Slashdot Mirror

← Back to Stories (view on slashdot.org)

Zero-Day IE Exploit Takes Control of PCs

Posted by CmdrTaco on from the here-we-go-again dept.

anethema writes "A remote IE exploit with implementations is currently in the wild. From the article: 'Exploit code for a critical flaw in fully patched versions of Microsoft Corp.'s Internet Explorer browser has been released on the Internet, putting millions of Web surfers at risk of computer hijack attacks.' Aparently all you have to do is browse the page to be affected. There is no patch, but since it is a JavaScript exploit, you can work around it by disabling JavaScript."

6 of 567 comments (clear)

  1. This code by paranode · · Score: 4, Informative

    Will DOS Firefox. Not as bad as an exploit but they have issues to fix as well.

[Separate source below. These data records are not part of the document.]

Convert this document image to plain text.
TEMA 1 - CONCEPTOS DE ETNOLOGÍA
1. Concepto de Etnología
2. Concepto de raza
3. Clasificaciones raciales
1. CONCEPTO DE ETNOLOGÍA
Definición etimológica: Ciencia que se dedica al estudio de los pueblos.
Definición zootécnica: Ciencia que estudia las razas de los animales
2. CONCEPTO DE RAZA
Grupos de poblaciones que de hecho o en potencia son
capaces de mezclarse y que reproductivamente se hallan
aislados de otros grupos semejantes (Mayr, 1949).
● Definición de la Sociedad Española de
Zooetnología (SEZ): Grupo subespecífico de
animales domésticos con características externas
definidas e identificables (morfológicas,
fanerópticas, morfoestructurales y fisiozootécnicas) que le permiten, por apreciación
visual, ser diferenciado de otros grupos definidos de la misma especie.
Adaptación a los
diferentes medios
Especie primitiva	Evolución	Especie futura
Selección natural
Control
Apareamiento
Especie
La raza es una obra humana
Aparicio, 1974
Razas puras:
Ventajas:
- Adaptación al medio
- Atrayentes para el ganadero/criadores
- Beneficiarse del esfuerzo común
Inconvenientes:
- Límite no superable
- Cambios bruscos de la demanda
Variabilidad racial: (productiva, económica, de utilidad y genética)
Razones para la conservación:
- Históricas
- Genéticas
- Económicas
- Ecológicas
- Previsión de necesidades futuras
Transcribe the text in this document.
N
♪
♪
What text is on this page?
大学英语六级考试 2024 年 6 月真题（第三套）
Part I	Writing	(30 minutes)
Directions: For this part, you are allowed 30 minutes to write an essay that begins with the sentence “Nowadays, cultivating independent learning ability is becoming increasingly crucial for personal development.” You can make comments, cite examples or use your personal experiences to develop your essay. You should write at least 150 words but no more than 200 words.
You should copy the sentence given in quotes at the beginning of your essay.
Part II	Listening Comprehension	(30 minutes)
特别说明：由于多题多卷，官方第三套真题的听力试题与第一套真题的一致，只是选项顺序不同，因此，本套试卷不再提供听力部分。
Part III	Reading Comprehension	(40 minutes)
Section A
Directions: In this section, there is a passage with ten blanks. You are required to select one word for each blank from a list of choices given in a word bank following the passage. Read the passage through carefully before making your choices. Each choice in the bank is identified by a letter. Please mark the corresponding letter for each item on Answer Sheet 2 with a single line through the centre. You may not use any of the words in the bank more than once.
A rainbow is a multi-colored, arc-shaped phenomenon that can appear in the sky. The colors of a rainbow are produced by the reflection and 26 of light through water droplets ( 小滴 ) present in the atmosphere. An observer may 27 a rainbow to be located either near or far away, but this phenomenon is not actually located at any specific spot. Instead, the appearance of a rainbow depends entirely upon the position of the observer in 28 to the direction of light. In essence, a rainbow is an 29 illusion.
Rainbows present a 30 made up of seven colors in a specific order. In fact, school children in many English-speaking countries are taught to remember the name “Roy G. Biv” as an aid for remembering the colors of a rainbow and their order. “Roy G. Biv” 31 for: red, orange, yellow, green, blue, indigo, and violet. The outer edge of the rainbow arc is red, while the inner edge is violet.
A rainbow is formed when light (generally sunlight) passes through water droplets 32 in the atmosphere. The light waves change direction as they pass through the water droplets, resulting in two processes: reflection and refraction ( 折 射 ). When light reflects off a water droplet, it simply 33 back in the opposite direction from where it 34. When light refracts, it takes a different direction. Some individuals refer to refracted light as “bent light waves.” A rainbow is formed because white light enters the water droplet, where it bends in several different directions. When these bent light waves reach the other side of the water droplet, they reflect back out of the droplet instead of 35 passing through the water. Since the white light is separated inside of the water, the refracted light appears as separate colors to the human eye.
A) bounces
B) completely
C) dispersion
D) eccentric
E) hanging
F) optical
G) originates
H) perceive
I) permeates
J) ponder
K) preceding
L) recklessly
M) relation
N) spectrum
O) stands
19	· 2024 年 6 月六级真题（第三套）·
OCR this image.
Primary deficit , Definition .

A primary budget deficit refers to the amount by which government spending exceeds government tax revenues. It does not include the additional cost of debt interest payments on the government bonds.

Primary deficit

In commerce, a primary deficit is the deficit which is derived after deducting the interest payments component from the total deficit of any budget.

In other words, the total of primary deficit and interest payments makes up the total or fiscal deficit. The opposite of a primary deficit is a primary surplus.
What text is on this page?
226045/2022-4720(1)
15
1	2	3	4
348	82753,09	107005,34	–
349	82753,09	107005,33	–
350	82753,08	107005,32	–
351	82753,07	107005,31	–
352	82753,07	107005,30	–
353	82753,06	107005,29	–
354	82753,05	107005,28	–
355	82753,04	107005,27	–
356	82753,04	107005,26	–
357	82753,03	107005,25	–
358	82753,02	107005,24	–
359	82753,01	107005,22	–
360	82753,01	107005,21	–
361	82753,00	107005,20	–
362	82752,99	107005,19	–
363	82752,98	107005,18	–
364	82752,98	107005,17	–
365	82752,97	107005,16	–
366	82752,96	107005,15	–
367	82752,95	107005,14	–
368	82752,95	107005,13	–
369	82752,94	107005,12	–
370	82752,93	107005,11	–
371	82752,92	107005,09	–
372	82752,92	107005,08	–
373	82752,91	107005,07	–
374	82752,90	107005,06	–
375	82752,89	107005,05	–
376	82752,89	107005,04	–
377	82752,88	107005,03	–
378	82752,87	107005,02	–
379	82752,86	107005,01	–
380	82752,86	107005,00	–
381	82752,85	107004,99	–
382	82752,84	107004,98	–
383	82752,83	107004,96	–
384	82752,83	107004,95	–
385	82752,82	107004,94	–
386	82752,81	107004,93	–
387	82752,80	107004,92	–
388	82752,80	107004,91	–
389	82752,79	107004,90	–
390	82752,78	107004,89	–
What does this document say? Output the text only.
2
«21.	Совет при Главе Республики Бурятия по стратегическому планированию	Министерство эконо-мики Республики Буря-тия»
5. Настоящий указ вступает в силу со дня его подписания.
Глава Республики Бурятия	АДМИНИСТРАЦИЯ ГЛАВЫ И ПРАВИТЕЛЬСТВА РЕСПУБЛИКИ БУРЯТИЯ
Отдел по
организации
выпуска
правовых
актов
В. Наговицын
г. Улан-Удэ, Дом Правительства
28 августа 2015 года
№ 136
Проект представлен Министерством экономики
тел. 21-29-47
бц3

  2. Re:Link to a copy? by tomasvilda · · Score: 4, Informative

    Here you can test an exploit on IE: http://www.computerterrorism.com/research/ie/poc.h tm -- http://tvilda.stilius.net/

  3. Re:I hope this gets into a doubleclick ad by Xarius · · Score: 4, Informative

    I know he's considered as a bit of a prick, but ESR explains exactly why this would be one of the worst things that could happen here.

    Make of it what you will.

    --
    C17H21NO4
  4. Re:Opera affected too? by porneL · · Score: 5, Informative

    Not affected. I've tested <body onload="window();"> and nothing happens besides JS console logging "Statement on line 1: The Object does not implement [[Call]]".

  5. Re:Duh! (+1, informative) by Omega697 · · Score: 4, Informative

    What he meant was that there were 4 ^W's and when you erase 4 words you wind up with the nonsensical statement in his post.

  6. Re:This is why... by zachdms · · Score: 5, Informative

    Check out DropMyRights - should be exactly what you want.